From the display's interpretive panel: Spacelab Laboratory Module - Developed by the European Space Agency, Spacelab was a modular laboratory system installed in the payload bay of the Space Shuttle orbiter. During Spacelab missions in the 1980s and 1990s, the Shuttle served as an intermittent space station for research conducted by scientists and astronauts. The laboratory module, a pressurized cylindrical room connected by a tunnel to the crew cabin, was Spacelab's primary element. It was outfitted with racks containing subsystems, computers, workstations, stowage lockers, supplies, equipment, and experiments that varied from mission to mission.

Two laboratory modules were flown on a total of 16 missions from 1983 through 1998. This one, Module #1, was used nine times, first on the Spacelab 1 mission in 1983 and last on the Microgravity Science Laboratory missions in 1997.
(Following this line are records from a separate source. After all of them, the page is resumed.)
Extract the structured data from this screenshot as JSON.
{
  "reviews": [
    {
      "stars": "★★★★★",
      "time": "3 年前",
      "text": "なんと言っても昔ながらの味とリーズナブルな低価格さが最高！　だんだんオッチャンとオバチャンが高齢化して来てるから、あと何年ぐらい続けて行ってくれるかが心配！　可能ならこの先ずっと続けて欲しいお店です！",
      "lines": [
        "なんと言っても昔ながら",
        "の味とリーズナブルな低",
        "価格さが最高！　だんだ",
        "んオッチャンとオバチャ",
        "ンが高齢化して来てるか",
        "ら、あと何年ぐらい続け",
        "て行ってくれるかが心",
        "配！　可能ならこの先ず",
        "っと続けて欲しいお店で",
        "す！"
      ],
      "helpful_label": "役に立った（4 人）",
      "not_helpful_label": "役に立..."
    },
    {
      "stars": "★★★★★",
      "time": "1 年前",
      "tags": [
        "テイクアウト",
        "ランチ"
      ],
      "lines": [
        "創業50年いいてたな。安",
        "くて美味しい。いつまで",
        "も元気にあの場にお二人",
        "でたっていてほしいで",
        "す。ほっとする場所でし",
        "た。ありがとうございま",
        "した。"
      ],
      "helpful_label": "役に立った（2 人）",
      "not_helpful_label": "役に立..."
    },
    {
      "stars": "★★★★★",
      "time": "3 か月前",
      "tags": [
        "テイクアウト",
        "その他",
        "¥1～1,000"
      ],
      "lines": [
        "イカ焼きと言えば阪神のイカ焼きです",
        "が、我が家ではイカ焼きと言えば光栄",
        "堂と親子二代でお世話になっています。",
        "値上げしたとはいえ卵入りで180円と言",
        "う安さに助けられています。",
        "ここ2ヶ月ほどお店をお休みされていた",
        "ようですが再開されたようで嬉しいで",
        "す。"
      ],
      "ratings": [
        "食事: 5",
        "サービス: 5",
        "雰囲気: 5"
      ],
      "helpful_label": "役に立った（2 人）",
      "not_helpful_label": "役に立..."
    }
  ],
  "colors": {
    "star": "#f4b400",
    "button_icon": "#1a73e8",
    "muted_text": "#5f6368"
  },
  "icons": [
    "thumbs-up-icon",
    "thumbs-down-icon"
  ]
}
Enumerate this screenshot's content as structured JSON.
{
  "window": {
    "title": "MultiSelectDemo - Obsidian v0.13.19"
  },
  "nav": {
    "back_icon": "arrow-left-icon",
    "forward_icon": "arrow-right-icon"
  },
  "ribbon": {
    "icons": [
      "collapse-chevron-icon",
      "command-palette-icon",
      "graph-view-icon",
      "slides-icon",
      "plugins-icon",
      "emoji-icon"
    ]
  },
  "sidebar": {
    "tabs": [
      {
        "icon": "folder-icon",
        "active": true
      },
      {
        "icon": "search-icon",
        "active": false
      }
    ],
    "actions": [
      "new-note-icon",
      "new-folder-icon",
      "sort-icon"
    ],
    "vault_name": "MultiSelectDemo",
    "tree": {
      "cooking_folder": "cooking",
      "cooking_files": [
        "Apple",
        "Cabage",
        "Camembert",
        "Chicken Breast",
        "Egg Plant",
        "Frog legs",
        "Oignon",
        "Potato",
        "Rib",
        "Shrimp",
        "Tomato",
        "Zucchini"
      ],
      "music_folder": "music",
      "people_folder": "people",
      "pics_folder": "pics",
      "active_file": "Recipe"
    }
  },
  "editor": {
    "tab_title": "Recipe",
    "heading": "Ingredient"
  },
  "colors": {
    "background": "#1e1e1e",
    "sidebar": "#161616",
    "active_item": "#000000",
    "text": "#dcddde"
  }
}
LEFT: A bright orange Launch-Entry Suit "....was a partial-pressure suit worn by Space Shuttle astronauts to protect against loss of cabin pressure during ascent and descent. Introduced after the 1986 Challenger accident, it was used until the late 1990s, when the full-pressure Advanced Crew Escape System was phased in." This suit lacks the helmet and was never flown in space.

RIGHT: A replica of a Space Shuttle Extravehicular Mobility Unit (EMU) " a reusable spacesuit for spacewalks. Astronauts have worn these suits to build the International Space Station and to repair the Hubble Space Telescope. Each suit has 18 pieces that connect together to fit almost any size astronaut. The EMU is actually a personal spacecraft."

Replica of a Space Shuttle Main Engine.
Tracking and Data Relay Satellite (TDRS) - a space-based tracking and communication satellite system that replaces ground-based tracking and communication stations.